Sports stadium in Guernsey

Footes Lane is a multi-use sports stadium in Saint Peter Port, Guernsey and is the main sports venue on the island. It has a capacity of 5,000 with 720 seated. The stadium is the national stadium of the Bailiwick of Guernsey.

== Usage ==
The stadium is used for a number of sports and by the rugby union team, Guernsey RFC who play in National League 2 South following promotion in the 2019-20 season. The stadium also hosts Guernsey's annual Siam Cup games against Jersey Reds when the match is played in Guernsey.
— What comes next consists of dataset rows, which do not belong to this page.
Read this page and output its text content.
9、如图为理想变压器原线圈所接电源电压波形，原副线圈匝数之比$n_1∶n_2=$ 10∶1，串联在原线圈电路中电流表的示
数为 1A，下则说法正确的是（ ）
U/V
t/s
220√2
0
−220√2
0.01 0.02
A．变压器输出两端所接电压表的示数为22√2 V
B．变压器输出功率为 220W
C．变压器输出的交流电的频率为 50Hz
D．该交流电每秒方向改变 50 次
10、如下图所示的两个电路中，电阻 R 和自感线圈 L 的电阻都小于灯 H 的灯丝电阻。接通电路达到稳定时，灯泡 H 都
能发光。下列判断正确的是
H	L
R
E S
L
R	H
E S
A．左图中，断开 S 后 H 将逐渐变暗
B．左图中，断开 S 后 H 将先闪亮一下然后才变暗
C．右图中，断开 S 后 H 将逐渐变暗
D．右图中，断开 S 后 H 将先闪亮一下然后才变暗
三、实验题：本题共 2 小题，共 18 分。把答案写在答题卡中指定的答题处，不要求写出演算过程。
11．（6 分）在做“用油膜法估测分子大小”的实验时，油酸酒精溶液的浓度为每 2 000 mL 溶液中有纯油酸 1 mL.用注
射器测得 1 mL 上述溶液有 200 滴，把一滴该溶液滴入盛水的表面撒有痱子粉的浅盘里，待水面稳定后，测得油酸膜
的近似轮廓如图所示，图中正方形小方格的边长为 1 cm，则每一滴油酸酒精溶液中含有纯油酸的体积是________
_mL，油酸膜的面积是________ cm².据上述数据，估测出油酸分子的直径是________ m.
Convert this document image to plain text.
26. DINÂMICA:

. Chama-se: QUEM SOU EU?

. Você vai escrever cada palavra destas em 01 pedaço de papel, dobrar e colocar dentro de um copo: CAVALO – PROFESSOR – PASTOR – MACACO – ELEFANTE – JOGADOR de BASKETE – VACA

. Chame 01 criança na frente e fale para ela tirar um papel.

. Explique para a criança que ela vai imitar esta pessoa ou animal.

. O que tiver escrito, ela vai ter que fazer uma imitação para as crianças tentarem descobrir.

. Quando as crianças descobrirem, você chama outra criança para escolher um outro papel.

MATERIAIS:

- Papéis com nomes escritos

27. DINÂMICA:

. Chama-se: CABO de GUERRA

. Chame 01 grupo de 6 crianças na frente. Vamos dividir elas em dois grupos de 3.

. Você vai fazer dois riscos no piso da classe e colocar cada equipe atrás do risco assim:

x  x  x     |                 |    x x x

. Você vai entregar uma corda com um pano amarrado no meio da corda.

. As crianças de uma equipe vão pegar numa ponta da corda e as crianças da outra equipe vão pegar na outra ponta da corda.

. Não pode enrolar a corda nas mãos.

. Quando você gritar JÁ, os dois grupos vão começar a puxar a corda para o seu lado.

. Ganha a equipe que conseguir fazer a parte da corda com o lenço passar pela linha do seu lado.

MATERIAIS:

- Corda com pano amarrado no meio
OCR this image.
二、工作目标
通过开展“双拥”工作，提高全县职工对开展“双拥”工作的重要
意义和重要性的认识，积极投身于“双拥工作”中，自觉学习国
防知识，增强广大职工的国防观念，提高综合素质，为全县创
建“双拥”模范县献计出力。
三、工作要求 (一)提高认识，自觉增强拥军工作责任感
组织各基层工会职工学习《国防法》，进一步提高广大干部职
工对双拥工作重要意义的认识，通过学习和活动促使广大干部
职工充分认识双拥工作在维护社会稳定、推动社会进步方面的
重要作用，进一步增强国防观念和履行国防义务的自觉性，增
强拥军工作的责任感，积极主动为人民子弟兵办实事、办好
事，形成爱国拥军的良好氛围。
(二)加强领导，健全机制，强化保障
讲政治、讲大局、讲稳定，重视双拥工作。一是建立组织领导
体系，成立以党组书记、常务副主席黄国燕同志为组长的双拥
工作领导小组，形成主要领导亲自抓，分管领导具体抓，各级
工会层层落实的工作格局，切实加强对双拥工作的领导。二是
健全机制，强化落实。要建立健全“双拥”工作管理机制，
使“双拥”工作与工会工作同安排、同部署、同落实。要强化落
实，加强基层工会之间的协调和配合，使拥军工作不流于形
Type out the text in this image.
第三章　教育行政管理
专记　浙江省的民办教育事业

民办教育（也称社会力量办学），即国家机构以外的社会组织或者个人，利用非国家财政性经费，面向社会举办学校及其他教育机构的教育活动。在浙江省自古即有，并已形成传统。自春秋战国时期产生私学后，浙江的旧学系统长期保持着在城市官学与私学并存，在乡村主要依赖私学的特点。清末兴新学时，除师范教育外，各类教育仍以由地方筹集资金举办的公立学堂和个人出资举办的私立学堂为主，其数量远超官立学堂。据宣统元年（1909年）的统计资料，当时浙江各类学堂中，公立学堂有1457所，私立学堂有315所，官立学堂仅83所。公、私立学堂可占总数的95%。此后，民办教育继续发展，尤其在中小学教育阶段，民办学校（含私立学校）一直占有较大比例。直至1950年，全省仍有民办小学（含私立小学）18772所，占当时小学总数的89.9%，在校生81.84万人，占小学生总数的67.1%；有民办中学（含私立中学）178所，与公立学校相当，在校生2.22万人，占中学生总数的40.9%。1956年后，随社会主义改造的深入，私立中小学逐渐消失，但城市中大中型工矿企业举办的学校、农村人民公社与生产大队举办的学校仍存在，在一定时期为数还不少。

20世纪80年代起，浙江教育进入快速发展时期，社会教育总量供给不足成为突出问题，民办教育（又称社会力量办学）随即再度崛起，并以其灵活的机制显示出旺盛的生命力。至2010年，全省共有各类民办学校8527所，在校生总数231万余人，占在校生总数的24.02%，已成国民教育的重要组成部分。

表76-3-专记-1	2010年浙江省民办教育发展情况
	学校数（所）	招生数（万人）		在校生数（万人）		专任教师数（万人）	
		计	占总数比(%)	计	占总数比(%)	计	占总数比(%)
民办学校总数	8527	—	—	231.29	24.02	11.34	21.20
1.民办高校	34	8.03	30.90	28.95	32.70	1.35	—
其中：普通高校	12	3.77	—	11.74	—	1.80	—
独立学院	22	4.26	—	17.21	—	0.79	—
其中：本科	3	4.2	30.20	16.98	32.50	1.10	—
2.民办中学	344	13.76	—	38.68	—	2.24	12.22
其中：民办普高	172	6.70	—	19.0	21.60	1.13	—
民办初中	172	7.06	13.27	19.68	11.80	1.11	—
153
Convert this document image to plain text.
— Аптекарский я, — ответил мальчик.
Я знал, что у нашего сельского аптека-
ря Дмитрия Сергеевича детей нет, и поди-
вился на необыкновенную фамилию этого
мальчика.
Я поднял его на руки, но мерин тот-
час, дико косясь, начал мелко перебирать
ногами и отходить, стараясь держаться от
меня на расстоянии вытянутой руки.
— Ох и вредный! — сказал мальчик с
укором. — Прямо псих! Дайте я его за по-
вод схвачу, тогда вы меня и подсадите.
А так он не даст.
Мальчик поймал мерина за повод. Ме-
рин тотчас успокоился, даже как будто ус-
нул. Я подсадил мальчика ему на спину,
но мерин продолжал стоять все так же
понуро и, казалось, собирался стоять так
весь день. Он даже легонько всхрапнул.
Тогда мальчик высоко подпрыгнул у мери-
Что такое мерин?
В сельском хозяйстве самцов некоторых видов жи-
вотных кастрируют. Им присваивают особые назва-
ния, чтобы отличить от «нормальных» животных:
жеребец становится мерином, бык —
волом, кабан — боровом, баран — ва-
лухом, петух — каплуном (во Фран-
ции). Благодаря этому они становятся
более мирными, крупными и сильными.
The stadium also hosts association football and hosted a Hampshire Cup match in 2010 with Guernsey side Guernsey Rangers defeating Hamble 4–2. It is the home ground of Guernsey who play in the Isthmian League Division 1 South. The team's first competitive match against Knaphill F.C. ended in a 5–0 win to Guernsey. In addition, the ground from 2003 to 2009 hosted Guernsey's Muratti games before the future games were moved to The Track due to fans complaining that the presence of the athletics track between the grandstands and the pitch put the spectators too far away from the game action. It is also noted that Guernsey did not win a single Muratti while playing at Footes Lane.

The ground is also used for athletics as seen by the running track around the outside of the pitch. Footes Lane in addition hosts the annual Guernsey Marathon and was also used for the athletics events at the 2003 Island Games and 2023 Island Games.

In addition, field hockey is also played there, mainly hosting Guernsey's representative team.

==Grandstand==
Footes Lane's grandstand was completed in time for the 2003 Island Games at a cost of £1.2 million. Within its first year of construction it won a Civic Trust award for architectural design. Additional club and function room facilities were added in 2011.